決して避けては通れない遠回り

 

この記事を書いている人 - WRITER -

思わぬ遠回りをするに至ってしまった。アガサ・クリスティ、エラリー・クイーン、そしてアーサー・コナン・ドイル⋯⋯。

元々読むつもりはなかった。これらの作品がもはや古典化しているだとか、現代にはもう通用しないであろうからだとか、そういったネガティブな理由からではなく、翻訳書に対する私の忌避感がそうさせていた。

翻訳書に綴ってある日本語にはまず例外なく違和感を覚えてしまう。端的に言えば、いかにも読みづらい文章なのだ。

英語と日本語は根本的な部分にいくらか相違点がある。例えば、「思わされた」などの受け身の表現は、英語には存在しない。キャッチボールの場面では「投げる」と「取る」という言語によってその光景が表現される。受ける側がボールを取り損ったとしても、英語の場合その表現は「私はボールを取りこぼした」となる。日本語のように、相手の投げた巧みな変化球によって「私はボールを取りこぼされた」とは表現しない。そういった微細な感覚にこだわる日本語と、大味でシンプルな英語とでは、翻訳の段階において様々な困難がともなうことが察せられる。とくに小説の場合はそれが顕著に表れると想像される。

そういった背景からか、翻訳書の日本語はやたらと回りくどい文書が散見される。とくに美しい表現を求めて修飾語が多用してある文章に関しては、もう途中で読む気が失せてしまうくらい言い方がまどろっこしい。もっとシンプルに言えよ、と私なんかは思ってしまう。シンプルで分かりやすい文章、本質を好む者にとっては、過度に凝った婉曲表現など逆に醜く感じられてしまうのだ。

そのために推理小説を分析していながらも、それら海外クラシックの名著系は意図的に避けていた。読んでいると次第に気分が悪くなってくるからだ。
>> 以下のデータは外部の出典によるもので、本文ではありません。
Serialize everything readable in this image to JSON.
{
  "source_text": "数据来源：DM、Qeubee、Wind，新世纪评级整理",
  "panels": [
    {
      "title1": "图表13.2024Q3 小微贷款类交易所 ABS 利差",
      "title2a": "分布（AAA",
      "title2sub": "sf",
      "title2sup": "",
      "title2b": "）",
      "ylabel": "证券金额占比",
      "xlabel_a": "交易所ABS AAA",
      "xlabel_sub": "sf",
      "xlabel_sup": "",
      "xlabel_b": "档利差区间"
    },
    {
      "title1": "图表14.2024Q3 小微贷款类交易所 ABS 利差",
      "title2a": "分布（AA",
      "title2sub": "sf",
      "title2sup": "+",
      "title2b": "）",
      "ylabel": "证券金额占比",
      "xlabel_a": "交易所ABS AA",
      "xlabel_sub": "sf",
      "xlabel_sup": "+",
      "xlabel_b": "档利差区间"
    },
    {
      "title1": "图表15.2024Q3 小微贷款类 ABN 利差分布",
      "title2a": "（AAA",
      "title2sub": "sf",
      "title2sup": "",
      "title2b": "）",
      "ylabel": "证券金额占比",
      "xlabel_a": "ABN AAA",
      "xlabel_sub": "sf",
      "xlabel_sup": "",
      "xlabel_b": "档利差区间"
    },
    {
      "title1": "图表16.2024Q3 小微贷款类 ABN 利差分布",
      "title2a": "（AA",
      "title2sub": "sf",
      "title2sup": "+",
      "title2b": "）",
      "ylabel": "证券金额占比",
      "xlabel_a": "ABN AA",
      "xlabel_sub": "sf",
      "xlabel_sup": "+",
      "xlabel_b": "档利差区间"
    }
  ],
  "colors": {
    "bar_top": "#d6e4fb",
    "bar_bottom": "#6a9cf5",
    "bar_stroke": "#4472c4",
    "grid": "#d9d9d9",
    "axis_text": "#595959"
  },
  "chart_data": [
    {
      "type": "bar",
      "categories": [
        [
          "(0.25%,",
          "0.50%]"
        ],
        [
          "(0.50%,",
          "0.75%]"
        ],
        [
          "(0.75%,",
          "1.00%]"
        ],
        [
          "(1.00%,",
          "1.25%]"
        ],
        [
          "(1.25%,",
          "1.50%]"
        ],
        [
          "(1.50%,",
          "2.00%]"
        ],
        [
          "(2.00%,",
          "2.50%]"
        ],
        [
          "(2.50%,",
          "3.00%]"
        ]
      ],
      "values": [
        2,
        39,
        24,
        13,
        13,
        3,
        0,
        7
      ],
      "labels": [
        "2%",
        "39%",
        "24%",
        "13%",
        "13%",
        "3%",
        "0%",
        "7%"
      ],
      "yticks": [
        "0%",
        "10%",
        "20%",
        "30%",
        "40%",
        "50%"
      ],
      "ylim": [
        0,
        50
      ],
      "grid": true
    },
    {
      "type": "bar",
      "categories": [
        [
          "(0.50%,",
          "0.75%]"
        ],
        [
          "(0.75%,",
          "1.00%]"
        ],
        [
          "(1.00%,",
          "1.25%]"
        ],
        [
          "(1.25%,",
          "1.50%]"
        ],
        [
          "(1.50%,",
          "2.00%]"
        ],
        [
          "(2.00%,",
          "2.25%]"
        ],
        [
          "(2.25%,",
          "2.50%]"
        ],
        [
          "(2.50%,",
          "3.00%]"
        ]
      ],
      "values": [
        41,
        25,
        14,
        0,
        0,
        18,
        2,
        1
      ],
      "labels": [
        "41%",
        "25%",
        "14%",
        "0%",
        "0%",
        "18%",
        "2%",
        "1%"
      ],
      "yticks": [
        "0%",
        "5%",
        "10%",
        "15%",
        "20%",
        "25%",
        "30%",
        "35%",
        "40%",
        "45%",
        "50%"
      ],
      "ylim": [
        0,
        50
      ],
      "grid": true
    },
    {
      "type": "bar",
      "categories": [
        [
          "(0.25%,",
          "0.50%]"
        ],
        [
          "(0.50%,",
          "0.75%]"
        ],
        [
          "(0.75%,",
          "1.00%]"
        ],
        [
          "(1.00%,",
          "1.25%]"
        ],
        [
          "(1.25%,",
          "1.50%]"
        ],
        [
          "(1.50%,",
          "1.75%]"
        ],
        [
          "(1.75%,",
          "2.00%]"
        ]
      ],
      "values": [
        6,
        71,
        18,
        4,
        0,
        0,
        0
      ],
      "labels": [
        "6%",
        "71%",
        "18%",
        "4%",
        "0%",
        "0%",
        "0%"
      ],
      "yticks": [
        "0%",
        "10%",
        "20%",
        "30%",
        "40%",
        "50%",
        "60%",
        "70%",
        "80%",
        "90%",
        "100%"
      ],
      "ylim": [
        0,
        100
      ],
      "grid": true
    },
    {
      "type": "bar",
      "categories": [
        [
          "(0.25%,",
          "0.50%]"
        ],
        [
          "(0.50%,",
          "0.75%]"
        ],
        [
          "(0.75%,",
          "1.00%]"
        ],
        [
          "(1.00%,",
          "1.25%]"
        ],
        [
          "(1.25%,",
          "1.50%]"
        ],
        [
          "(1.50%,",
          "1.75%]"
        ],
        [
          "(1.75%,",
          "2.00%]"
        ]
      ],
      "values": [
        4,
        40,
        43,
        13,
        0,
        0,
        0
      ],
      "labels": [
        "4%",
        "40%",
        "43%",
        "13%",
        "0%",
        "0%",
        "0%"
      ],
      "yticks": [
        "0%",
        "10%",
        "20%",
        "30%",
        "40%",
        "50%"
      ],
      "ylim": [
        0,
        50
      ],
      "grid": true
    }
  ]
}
そういえばある漫才師が「下手なツッコミを聞いていると気分が悪くなってくる」とテレビで言っていた気がする。私の方はそういった技術的なものではないが、きっと誰もが自身の信念に抵触するものには苛立ちを感じてしまうのだろうと思う。つまりは好みの問題ということ。

にも関わらず、気がついたら「アクロイド殺し」なんてクリスティの大傑作をKindle Unlimitedでダウンロードしていた。読まなければ、という強い衝動に突き動かされたのだ。ほとんど無意識、けれども確信に満ちた思いで。

一体、いつまでこの〝推理小説村〟に滞在しているつもりなのだろう。もはや自分でもわからなくなってきた。古典は江戸川乱歩だけで十分だったのではなかったか。ここにきてどうして海外ものにまで手を出すのやら。さすがに遠回りが過ぎるではあるまいか。

遠回り──しかし、考えてみれば、令和4年の私の行動はすべてが遠回りだといえる。文章を学ぶため言語学としての日本語のお勉強から、小説の歴史の分析、さらに推理小説に特化した分析と、処女作の原稿にはまったく手を加えず他のことばかりしている。この生活をずっと続けられる保証がない以上、さっさと己の創作に取り掛からねばならない。一日たっぷり作家業をしていられるうちに完成できなければ、一体いつになったら作品を生み出せるというのか。

──だけど、それでも、これが必要な行動であると私は確信している。面白い小説を生み出すために、ひいては売れっ子作家になるために、決して避けては通れない遠回りである、と。